November 13, 1892 Sunday

November 13 Sunday – In Florence, Sam sent condolences to his Hartford attorney and billiards buddy, Henry C. Robinson, whose mother had just passed away. The Courant had come and Sam mentioned “Dr. Parker’s well-thought & well-said words” [MTP].

November 12, 1892 Saturday

November 12 Saturday – The N.Y. Times, Nov. 13, 1892 p.2 ran an obituary notice for Dr. A. Reeves Jackson of Chicago, who died this day.

…the original of Mark Twain’s character My Friend the Doctor, in “Innocents Abroad,” died …Dr. Jackson had been ill ten days from the effects of a stroke of apoplexy. He will be interred at Janesville, Wis. [Note: Dr. Jackson was one of Sam’s favorites on the QC excursion.]

November 11, 1892 Friday

November 11 Friday – The King sisters ended their month-long visit and left for Paris [Nov. 10 to Clara Clemens]. Sam threw himself into finishing PW:

Dec. 20/92. Finished ‘Pudd’nhead Wilson’ last Wednesday, 14th. Began it 11th or 12th of last month, after the King girls left. Wrote more than 60,000 words between Nov. 12 and Dec. 14. One day, [Dec. 1] wrote 6,000 words in 13 hours. Another day wrote 5,000 in 11 [MTLTP 328-9; NB 32, TS 51].

November 10, 1892 Thursday

November 10 Thursday – In Florence, Sam wrote a short note thanking Chatto & Windus for a copy of Finger Prints which just arrived. He would “devour it” [MTP]. Note: See Gribben, p.251. Francis Galton was the author (1892). Sam would use the new science in his detective tale, Pudd’nhead Wilson. See also June 25, 1895 and Feb. 23, 1897 entries relating to Galton’s book and its contribution.

November 5, 1892 Saturday

November 5 Saturday – In Florence Sam wrote to daughter Clara at Mrs. Mary B. Willard’s school in Berlin of recent events and of a visit this day by Laurence Hutton.

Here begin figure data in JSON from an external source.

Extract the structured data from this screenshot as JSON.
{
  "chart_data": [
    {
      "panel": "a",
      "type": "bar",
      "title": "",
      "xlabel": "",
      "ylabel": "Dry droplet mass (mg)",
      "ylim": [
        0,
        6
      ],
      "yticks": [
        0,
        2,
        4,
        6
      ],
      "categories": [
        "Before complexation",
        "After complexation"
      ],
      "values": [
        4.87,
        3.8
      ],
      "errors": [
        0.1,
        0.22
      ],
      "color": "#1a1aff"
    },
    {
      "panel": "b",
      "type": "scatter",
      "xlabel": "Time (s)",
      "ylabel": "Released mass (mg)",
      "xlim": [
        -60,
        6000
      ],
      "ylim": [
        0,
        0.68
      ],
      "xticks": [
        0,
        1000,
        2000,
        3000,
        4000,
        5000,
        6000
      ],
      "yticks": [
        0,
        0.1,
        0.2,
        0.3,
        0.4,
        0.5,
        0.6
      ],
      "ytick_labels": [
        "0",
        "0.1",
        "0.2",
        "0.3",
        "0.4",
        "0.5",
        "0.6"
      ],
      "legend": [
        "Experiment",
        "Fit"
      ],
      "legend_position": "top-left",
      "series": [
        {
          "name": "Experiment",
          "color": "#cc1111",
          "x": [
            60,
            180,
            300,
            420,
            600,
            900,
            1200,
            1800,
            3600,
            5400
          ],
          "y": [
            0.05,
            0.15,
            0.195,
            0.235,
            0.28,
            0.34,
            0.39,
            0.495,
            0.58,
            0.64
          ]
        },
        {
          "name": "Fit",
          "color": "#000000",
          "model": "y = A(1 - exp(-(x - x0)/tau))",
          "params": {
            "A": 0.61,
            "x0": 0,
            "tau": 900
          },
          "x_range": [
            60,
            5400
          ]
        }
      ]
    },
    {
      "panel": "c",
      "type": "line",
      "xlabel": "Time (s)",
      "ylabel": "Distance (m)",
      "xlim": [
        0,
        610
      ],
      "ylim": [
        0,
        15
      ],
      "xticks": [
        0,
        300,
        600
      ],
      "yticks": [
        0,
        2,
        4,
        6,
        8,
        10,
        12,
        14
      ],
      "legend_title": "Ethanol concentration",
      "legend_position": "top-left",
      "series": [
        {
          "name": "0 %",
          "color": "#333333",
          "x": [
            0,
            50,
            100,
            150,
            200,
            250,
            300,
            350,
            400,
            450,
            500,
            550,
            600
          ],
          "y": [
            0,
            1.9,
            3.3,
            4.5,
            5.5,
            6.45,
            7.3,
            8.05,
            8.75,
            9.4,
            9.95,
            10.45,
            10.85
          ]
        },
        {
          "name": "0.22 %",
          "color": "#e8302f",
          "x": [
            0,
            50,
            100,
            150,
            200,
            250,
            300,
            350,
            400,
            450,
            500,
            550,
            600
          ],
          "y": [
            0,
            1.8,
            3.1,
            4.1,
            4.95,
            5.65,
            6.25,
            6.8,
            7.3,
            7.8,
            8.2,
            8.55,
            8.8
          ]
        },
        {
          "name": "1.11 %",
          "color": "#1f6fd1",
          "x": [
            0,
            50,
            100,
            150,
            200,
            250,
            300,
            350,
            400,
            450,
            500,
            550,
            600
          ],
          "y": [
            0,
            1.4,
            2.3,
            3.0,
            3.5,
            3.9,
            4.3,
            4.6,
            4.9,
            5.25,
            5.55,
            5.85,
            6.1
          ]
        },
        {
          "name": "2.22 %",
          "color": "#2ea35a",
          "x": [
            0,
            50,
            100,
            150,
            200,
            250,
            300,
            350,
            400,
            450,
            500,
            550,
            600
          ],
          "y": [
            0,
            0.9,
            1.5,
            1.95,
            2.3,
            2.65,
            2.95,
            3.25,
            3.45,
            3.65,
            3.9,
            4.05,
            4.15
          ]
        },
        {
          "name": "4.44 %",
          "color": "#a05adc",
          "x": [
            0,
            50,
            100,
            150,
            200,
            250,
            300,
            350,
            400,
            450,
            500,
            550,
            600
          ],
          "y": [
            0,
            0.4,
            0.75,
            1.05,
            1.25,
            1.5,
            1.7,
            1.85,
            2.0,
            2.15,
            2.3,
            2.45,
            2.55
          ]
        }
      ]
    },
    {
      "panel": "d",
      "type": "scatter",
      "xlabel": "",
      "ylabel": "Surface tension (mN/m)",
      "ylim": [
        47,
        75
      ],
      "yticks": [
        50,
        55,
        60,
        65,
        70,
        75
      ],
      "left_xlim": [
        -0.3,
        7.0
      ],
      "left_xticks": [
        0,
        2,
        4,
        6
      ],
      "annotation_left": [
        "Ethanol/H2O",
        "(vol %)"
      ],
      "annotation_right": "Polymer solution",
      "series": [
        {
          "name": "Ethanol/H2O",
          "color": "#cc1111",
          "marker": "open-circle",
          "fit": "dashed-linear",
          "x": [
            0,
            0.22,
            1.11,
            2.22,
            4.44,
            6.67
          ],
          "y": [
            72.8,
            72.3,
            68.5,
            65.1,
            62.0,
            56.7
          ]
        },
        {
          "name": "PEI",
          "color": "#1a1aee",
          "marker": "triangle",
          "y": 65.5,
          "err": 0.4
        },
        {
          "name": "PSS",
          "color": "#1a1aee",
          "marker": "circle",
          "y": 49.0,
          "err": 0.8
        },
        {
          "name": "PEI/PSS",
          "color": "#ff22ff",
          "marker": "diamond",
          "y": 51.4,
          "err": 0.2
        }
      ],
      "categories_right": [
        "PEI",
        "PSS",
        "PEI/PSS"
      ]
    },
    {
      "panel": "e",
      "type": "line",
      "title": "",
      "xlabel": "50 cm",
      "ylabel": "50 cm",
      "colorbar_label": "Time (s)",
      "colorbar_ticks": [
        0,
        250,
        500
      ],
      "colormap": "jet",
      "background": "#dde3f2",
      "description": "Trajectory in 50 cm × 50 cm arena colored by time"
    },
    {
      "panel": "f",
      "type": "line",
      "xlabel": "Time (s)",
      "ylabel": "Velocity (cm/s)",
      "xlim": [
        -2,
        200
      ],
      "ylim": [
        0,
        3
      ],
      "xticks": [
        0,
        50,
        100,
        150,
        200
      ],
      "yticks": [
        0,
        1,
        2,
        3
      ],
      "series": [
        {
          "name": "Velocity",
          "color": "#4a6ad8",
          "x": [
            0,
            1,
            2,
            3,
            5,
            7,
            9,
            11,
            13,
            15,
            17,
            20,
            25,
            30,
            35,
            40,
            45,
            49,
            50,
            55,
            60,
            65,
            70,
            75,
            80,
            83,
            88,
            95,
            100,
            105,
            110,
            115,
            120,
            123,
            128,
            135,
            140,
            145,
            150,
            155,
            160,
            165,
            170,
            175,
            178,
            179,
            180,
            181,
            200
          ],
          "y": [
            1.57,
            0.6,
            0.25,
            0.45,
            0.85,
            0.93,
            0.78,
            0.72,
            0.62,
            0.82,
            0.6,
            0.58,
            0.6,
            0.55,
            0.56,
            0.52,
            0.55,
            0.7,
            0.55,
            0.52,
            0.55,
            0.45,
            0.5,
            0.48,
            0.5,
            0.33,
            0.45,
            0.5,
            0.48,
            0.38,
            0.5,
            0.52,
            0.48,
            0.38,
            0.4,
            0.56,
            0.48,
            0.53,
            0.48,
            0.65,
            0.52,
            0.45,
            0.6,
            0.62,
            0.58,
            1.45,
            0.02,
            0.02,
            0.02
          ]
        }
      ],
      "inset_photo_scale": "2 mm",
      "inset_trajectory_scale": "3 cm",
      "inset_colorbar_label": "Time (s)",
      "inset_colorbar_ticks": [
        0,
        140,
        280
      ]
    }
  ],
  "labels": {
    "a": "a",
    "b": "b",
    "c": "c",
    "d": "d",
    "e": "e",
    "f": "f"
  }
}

Uncle Larry was up, to-day, but your Aunt Larry was kept at home by illness. He was very lovely, & stayed till 4 & I walked down with him nearly to that bridge-arch which is at this end of the Via della Cenacolo. He says Mr. Booth is doubtless nearing his end — Booth himself thinks so, & speaks of it unregretfully.

November 4, 1892 Friday

November 4 Friday – In Florence Sam wrote to Frederick J. Hall, requesting that “cloth copies of such books of mine as you publish (no others)” be sent to Vice-Consul-General A.S. Hogue in Frankfurt. “He has been having my MS typewritten in his office and refuses pay” [MTP].